A mid-tier director is urging accountants to touch base with clients that may be impacted by recent changes to income tax tests for reportable fringe benefits after the ATO issued a reminder to tax professionals.
ATO issues stern warning on fringe benefits legislation
Yesterday, the ATO issued a reminder to tax practitioners that changes to income tax tests for reportable fringe benefits from 1 January 2017 may affect their clients.
The changes mean that all reportable fringe benefits now count as income for clients who receive family assistance and youth income support payments, including family tax benefit part A and part B, child care benefit, youth allowance, ABSTUDY and parental leave pay.

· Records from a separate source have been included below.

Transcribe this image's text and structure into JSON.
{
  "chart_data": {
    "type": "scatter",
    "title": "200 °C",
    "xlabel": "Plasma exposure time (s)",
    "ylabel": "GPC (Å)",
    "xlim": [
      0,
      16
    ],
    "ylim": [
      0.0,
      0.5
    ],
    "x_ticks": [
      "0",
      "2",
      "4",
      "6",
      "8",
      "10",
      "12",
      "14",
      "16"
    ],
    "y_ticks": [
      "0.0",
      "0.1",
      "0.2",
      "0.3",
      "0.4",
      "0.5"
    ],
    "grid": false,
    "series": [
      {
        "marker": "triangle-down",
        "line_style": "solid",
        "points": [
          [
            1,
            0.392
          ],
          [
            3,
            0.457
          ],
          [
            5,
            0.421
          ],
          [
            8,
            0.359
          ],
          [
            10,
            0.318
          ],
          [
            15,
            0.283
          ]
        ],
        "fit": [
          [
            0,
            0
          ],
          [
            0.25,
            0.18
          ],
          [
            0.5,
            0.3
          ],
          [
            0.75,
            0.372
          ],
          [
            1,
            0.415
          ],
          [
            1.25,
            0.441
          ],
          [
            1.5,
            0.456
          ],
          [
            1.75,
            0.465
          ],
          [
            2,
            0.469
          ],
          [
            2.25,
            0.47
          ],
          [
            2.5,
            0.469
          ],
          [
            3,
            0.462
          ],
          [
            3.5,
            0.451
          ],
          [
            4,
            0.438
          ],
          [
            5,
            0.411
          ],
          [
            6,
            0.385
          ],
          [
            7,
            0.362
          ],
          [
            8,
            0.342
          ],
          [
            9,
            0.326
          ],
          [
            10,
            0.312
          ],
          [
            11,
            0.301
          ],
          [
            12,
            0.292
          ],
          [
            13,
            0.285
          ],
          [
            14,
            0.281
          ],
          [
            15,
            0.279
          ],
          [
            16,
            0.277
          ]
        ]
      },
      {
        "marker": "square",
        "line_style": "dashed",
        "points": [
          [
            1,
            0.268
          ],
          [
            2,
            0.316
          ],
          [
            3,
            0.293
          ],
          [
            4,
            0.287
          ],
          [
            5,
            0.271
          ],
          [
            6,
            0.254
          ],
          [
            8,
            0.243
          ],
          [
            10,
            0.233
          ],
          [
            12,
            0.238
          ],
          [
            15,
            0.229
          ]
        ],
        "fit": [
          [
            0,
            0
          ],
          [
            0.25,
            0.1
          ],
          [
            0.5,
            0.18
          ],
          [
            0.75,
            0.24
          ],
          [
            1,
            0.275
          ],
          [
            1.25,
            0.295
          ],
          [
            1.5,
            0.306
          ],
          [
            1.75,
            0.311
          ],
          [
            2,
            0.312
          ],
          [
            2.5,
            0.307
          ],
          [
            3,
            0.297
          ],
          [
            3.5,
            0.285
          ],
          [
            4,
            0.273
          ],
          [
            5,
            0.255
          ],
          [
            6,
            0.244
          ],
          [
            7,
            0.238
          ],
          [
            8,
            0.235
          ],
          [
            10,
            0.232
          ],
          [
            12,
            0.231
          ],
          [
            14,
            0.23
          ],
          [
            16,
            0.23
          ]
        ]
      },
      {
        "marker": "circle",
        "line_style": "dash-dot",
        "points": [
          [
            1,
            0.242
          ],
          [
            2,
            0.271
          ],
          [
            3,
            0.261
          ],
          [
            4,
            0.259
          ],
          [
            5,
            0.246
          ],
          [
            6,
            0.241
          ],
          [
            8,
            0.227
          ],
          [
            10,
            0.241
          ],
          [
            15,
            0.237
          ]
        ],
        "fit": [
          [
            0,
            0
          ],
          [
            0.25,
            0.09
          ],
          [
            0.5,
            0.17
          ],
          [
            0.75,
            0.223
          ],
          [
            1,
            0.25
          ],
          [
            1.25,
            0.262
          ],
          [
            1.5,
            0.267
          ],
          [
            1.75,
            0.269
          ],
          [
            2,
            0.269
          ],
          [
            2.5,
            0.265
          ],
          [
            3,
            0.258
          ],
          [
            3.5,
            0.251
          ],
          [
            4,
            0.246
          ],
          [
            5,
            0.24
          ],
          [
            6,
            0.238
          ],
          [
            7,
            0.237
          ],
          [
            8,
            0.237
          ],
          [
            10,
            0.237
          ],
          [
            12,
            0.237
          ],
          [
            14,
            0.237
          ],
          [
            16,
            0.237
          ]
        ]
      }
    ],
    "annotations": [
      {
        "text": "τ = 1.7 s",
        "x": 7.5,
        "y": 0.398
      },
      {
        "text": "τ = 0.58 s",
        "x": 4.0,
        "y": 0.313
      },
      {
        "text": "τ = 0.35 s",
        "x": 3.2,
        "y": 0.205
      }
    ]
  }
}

H&R Block tax communications director Mark Chapman explained to Accountants Daily that under the new legislation 100 per cent of the fringe benefits will be added to an individual’s adjusted taxable income (ATI), while prior to the change only 51 per cent of the fringe benefit amount was added into ATI.
“In practical terms, what that means for clients is that if you receive Centrelink payments, or are entitled to one of the listed offsets, and you also receive fringe benefits from your employer, your ATI may go up and your entitlement to benefits and tax offsets may go down or be lost altogether,” Mr Chapman said.
Mr Chapman said accountants should work with their clients to make sure they are aware of these changes and the implications it will have on them.
“In the first instance, it’s essential to make clients aware that the change has already happened, particularly ones who receive both fringe benefits from their employer and Centrelink benefits,” he said.
“Advisers may need to help their clients do some number crunching to ensure that they don’t lose more in Centrelink benefits than they gain from the employer provided benefit. In many cases, clients will still be ahead but without working out the numbers, it’s impossible to tell.”
Accountants also need to be across all the details of the legislation which includes exemptions for organisations defined under section 57A of the Fringe Benefits Tax Assessment Act 1986.
“Accountants also need to be aware of the various exemptions to the new rules, which keep employees of registered health promotion charities, registered public benevolent institutions, some hospitals and public ambulance services on the old rules, because not all of their clients will be impacted,” he said.